Cannabis & Anxiety: Making Some Sense of the Information

Anxiety disorders, in some form or another, are now the most prevalent mental health disorders in the United States. While the limited research potential has prevented much information from being definitively proven, there is growing evidence to suggest various components of Cannabis could provide relief from certain anxiety disorders.

Let’s start by getting a better understanding of what exactly an anxiety disorder is. According to the American Psychiatric Association, anxiety is in reference to anticipation of a future concern and is associated with muscle tension and avoidance behavior. One might be diagnosed with an anxiety disorder if the anxiety is out of proportion to the situation at hand or age inappropriate— or if it hinders one’s ability to function normally. According to the National Institute of Mental Health, over 31% of adults experience an anxiety disorder at some point in their lives. This includes panic disorders, generalized anxiety disorders, specific phobias, social anxiety, PTSD, obsessive-compulsive disorders, and separation anxiety disorders.

So, where does Cannabis fit in?

Humans have used Cannabis specifically for its relaxing effects for at least hundreds, probably thousands of years.

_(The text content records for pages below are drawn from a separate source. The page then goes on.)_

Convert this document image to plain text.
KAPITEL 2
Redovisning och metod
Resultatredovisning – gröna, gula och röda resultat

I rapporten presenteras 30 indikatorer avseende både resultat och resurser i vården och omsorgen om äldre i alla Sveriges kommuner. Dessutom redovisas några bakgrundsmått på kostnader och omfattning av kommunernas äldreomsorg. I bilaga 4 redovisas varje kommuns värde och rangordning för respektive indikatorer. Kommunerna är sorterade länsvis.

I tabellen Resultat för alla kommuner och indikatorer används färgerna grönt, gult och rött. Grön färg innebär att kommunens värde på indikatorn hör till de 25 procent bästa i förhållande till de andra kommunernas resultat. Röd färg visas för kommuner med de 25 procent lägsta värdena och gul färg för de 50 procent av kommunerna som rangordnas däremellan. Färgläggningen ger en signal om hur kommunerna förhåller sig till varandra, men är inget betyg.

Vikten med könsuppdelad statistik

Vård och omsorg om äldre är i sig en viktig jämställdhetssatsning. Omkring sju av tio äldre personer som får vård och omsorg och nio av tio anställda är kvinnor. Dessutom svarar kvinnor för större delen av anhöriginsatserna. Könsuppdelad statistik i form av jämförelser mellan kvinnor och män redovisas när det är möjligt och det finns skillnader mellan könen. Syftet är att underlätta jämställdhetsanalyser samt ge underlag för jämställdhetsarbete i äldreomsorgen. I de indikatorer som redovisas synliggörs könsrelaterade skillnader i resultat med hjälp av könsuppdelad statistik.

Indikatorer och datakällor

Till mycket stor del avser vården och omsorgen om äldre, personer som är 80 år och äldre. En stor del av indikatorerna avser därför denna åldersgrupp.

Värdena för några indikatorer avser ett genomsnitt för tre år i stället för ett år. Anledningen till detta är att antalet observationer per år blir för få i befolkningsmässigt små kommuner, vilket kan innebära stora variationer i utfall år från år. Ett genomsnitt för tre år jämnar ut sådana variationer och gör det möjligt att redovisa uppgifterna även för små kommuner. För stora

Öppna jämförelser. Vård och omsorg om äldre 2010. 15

What we’ve been missing, largely due to the most restrictive research environment known to science, is the evidence to support the idea that Cannabis can be an effective component in a treatment plan for managing anxiety.

And with 65% of Americans taking prescription medications on a daily basis, 43% of which are mood altering according to a nationally representative Consumer Reports survey; the burden of traditional treatment plans has proven more than costly to our society. According to the Institute for Healthcare Informatics, Americans spent $374 billion filling 4.3 billion prescriptions in 2014. That year alone, of the over 43,000 reported overdose deaths,18,893 people were reported to have died from prescription pharmaceuticals—specifically analgesics.

Cannabis, and its naturally developed components, has never been known—in all of recorded history—to have caused a fatality. It’s non-habit forming. While some research does point to a potential for dependence, there is no evidence to support that this is a physiological dependence at all similar to even something like caffeine. And it produces phyto-cannabinoids which are nearly identical to endogenous cannabinoids that every mammal produces, which are vital to the functionality of every bodily system.

What is the current research telling us?

As clinical trials are still very limited, some observational evidence suggests that while THC may help relieve symptoms of anxiety disorders in some, it can exacerbate the symptoms in others. An article published from the Harvard Medical School reflected on findings that on average 25% of those who consumed Cannabis reported intense anxiety and panic attacks. The most susceptible to these symptoms were those who had never consumed Cannabis before. They also mention that at lower doses THC can be sedating, while at higher doses it can induce anxiety (although this is still observational). We know just enough to know how much we don’t know about THC.

Another cannabinoid that’s been gaining more interest in recent years is CBD, or cannabidiol. If you’re unfamiliar, it’s another abundant cannabinoid in certain varietals of Cannabis that doesn’t produce a psychoactive effect. Interestingly however, there has been evidence to show that because of its anti-anxiety properties, CBD could potentially be used to treat certain mental health disorders.

A 2011 study published in the Journal of Neuropsychopharmacology found that participants suffering from social anxiety disorders who were asked to publicly speak reported significantly less levels of anxiety when given CBD. None of the participants knew if they were getting CBD or the placebo prior to speaking, highlighting the potential for CBD as an anti-anxiety treatment option. There is also a study being done right now to see if CBD can help treat people with PTSD who also have alcohol use disorders. And yet another study, in Phase 2 of a clinical trial, is examining whether CBD can help prevent relapses in opioid abusers. This is being led by Yasmin Hurd at the Addiction Institute in the Mount Sinai School of Medicine.

So at this point, the most abundant information is personal experience and individual education, which makes it incredibly difficult for someone to approach a treatment plan with any level of confidence. However, there is major promise in what Cannabis can provide, despite some observational evidence to the contrary. Stay vigilant. Stay inquisitive. Be open to new information and the process of discovering it for yourself. If you’re suffering from anxiety, speak with your doctor. And if you live in a place with a less archaic mentality and Cannabis is available; speak with a professional about the potential to supplement it into your treatment plan. Unlike pharmaceuticals, consuming Cannabis can and should be personalized— it is not a “one size fits all” option.